The floor of the Mariana trench is 10,994 meters below sea level – no sunlight penetrates that deep. No plants can survive in such a hostile environment. The depth cannot even be compared to the height of Mount Everest. If this mountain was flipped upside down, there would still be 2 kilometers of water between its peak and the bottom of the trench. The organisms that live down here depend on the dead organic material that falls from above to sustain themselves.
Jamieson deployed a lander into the depths of the trenches because he wanted to study exactly what was going on down there. He was skeptical of the belief that these areas were "untouched" by the pollutants that plague the rest of the planet. Baited with funnel traps and mackerel, the machines went on a 12 hour spree collecting amphipods from several points at the base of the trenches.
The first round of samples came from the Kermadec trench, at 7,227 meters below sea level. When the amphipods were tested, persistent pollutants were found in their tissues. Polybrominated diphenyl ethers – chemicals once used as flame retardants in manufacturing – were found at moderate levels. In addition, PCBs – another hormone disrupting chemical once used to make electrical equipment – was found at above average levels. This meant that man-made pollution can actually accumulate and affect the deepest, darkest parts of the ocean.

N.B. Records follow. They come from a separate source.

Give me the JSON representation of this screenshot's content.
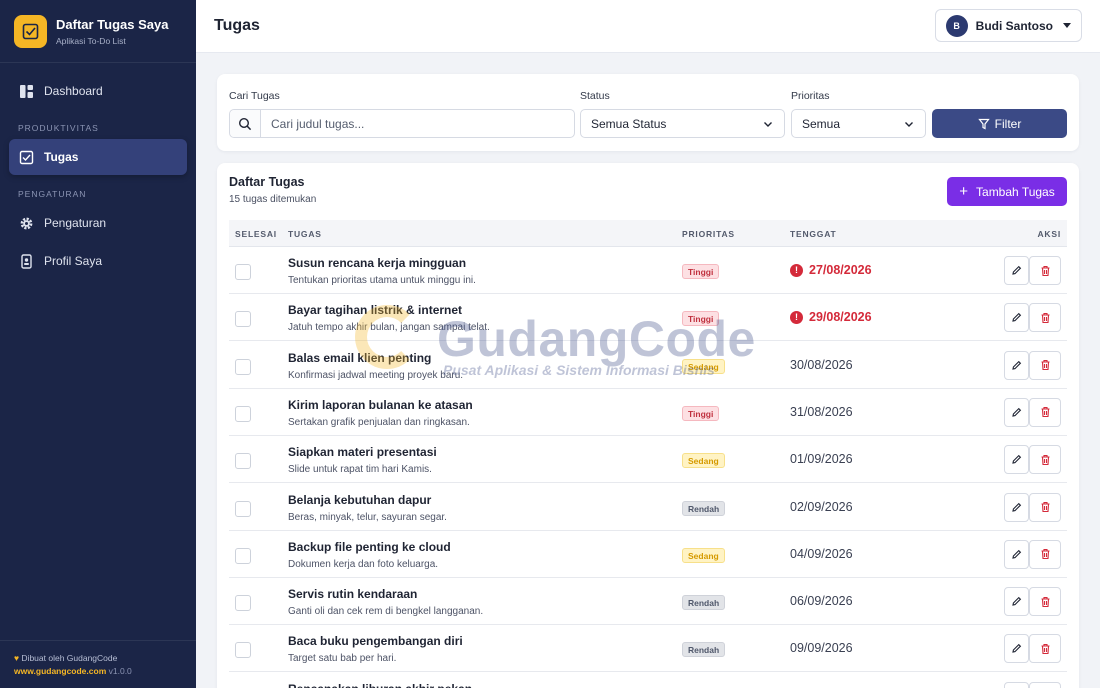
{
  "brand": {
    "title": "Daftar Tugas Saya",
    "subtitle": "Aplikasi To-Do List"
  },
  "sidebar": {
    "items": [
      {
        "label": "Dashboard",
        "icon": "dashboard-icon"
      },
      {
        "label": "Tugas",
        "icon": "checkbox-icon",
        "active": true
      },
      {
        "label": "Pengaturan",
        "icon": "gear-icon"
      },
      {
        "label": "Profil Saya",
        "icon": "id-card-icon"
      }
    ],
    "sections": [
      "PRODUKTIVITAS",
      "PENGATURAN"
    ],
    "footer": {
      "credit": "Dibuat oleh GudangCode",
      "site": "www.gudangcode.com",
      "version": "v1.0.0"
    }
  },
  "header": {
    "title": "Tugas",
    "user_initial": "B",
    "user_name": "Budi Santoso"
  },
  "filters": {
    "search_label": "Cari Tugas",
    "search_placeholder": "Cari judul tugas...",
    "status_label": "Status",
    "status_value": "Semua Status",
    "priority_label": "Prioritas",
    "priority_value": "Semua",
    "filter_button": "Filter"
  },
  "list": {
    "title": "Daftar Tugas",
    "count": "15 tugas ditemukan",
    "add_button": "Tambah Tugas",
    "columns": [
      "SELESAI",
      "TUGAS",
      "PRIORITAS",
      "TENGGAT",
      "AKSI"
    ],
    "rows": [
      {
        "title": "Susun rencana kerja mingguan",
        "desc": "Tentukan prioritas utama untuk minggu ini.",
        "priority": "Tinggi",
        "due": "27/08/2026",
        "overdue": true
      },
      {
        "title": "Bayar tagihan listrik & internet",
        "desc": "Jatuh tempo akhir bulan, jangan sampai telat.",
        "priority": "Tinggi",
        "due": "29/08/2026",
        "overdue": true
      },
      {
        "title": "Balas email klien penting",
        "desc": "Konfirmasi jadwal meeting proyek baru.",
        "priority": "Sedang",
        "due": "30/08/2026",
        "overdue": false
      },
      {
        "title": "Kirim laporan bulanan ke atasan",
        "desc": "Sertakan grafik penjualan dan ringkasan.",
        "priority": "Tinggi",
        "due": "31/08/2026",
        "overdue": false
      },
      {
        "title": "Siapkan materi presentasi",
        "desc": "Slide untuk rapat tim hari Kamis.",
        "priority": "Sedang",
        "due": "01/09/2026",
        "overdue": false
      },
      {
        "title": "Belanja kebutuhan dapur",
        "desc": "Beras, minyak, telur, sayuran segar.",
        "priority": "Rendah",
        "due": "02/09/2026",
        "overdue": false
      },
      {
        "title": "Backup file penting ke cloud",
        "desc": "Dokumen kerja dan foto keluarga.",
        "priority": "Sedang",
        "due": "04/09/2026",
        "overdue": false
      },
      {
        "title": "Servis rutin kendaraan",
        "desc": "Ganti oli dan cek rem di bengkel langganan.",
        "priority": "Rendah",
        "due": "06/09/2026",
        "overdue": false
      },
      {
        "title": "Baca buku pengembangan diri",
        "desc": "Target satu bab per hari.",
        "priority": "Rendah",
        "due": "09/09/2026",
        "overdue": false
      },
      {
        "title": "Rencanakan liburan akhir pekan",
        "desc": "",
        "priority": "",
        "due": "",
        "overdue": false
      }
    ]
  },
  "watermark": {
    "name": "GudangCode",
    "tagline": "Pusat Aplikasi & Sistem Informasi Bisnis"
  },
  "colors": {
    "sidebar": "#1b2547",
    "accent": "#3b4a86",
    "add_button": "#7a2ee6",
    "brand_yellow": "#f5b625",
    "danger": "#d42a3a"
  }
}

In a clean coastal environment, PCB levels of marine life rarely exceed one billionth of a gram per gram of tissue. In a heavily polluted environment such as the Liao River in China, animal tissue often reads 100 times higher in the pollutant.
At 10,250 meters deep in the Mariana trench, Jamieson measured polychlorinated-biphenyl levels at 495 nanograms per gram of tissue, which is nearly five times greater than the polluted Liao river of China. The problem was worse 8,942 meters down. Samples there yielded a shocking 800 nanograms. At 7,841 meters down, the researchers found the most polluted animal tissues, harboring 1,900 nanograms of polychlorinated biphenyls per gram of tissue.
The Mariana trench is near a whirlpool called the North Pacific Subtropical Gyre. Measuring hundreds of kilometers in diameter, this whirlpool attracts disturbing amounts of plastics and pollutants attached to plastics. As these plastics break down, their hormone disrupting properties descend into the depths. The Mariana trench is the last place for these cancer causing pollutants to fall to. Estimates show that 8 million tons of plastic are dumped into the ocean each year, via inland streams, rivers, and other waterways. (Related: Seafood lovers are eating 11,000 plastic fragments each year.)
Apparently, no one and nothing can escape mankind’s pollution. How can cancer ever be eradicated if the use of cancer causing chemicals continues? How can cancer be eradicated if the chemicals that cause it can be measured in the tissues of sea life, all the way down to the bottom of the ocean?